European airlines and airports can expect to boost profits this summer, but the threat of more turbulence involving flight cancellations and chaos at airports still looms large, a ratings firm has warned.
DBRS Morningstar, which assesses the corporate performance of airlines and airport operators, said aviation is facing tailwinds for their peak and profitable months, "with financial performance so far in 2023 beating expectations and a strong summer season of earnings coming".
But, in a report, "Global Aviation Sector Yet to Clear All Runways for Smooth Summer 2023", the ratings firm has warned there was no guarantee that airports had sorted out the staffing crisis that forced some European operators to introduce ceilings on the number of flights they would handle as services on the ground fell into chaos.
"Long lines at security checkpoints and mishandled baggage were often observed at major international airports in 2022. Since the very underwhelming operating performance during last year’s peak summer season, airlines and airports globally have been actively bolstering their operations," DBRS said.
For this summer, "North America and Europe are expected to experience the most notable disruptions, with the woeful New York airports' performance leaving a mark on the former, while stressed labour relations should buffet the latter," it said.
"The Asia-Pacific Region seems best prepared to handle surging air travel demand," according to the report.
“We believe that overall for the summer 2023 air travel season, surging demand will lead to very favourable financial results for global airlines and airports, which ultimately will be supportive of current credit ratings,” said Rohit Kumar, assistant vice president, at DBRS.
“However, the operational performance in the summer 2023 season will show how far the aviation sector itself needs to travel before claiming to have fully recovered," he said.
The report comes as the share prices of European airlines have, in general, anticipated a huge uplift in earnings this year.

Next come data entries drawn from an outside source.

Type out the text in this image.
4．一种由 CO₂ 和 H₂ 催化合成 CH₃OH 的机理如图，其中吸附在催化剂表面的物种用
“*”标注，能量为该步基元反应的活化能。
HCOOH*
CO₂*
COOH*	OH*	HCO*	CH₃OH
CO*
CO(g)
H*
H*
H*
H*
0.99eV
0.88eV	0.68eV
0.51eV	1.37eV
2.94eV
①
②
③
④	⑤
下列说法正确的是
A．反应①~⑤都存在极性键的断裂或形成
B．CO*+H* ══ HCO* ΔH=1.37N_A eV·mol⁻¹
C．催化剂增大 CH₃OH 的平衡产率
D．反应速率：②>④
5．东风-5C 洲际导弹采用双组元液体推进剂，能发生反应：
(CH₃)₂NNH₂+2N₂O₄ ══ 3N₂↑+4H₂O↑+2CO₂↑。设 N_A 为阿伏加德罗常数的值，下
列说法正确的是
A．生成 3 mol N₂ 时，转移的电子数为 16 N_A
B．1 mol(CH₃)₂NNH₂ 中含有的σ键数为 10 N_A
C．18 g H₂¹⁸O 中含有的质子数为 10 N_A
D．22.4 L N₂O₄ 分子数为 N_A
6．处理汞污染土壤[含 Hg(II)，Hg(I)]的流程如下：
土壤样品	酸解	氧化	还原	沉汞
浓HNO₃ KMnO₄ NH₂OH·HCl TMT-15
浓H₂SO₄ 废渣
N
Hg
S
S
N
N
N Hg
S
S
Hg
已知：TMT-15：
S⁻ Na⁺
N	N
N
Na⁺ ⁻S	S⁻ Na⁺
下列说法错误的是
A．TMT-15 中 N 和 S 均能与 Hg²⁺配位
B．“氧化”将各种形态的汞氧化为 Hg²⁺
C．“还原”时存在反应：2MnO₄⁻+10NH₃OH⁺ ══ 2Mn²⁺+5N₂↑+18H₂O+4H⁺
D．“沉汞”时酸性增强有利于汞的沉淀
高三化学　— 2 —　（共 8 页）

But the share price gains would be seriously threatened should there be a large number of cancellations, for whatever reason, this summer.
Ryanair is looking to drive its profits to record levels in its current 2023-2024 financial year, while the revenues generated by IAG, — the owner of Aer Lingus, British Airways, Vueling, and Iberia — have also risen this year. Ryanair shares have climbed 37% since the start of the year. IAG shares have risen 29% over the same period.
Meanwhile, Ryanair-rival Wizz Air said it has hired more staff to help prevent any repeat of the chaos it faced last summer.
“I don’t think this summer is going to be perfect in terms of the operating environment,” said chief executive Jozsef Varadi. “But we will be a lot more resilient, a lot more robust in processing all those issues affecting us.”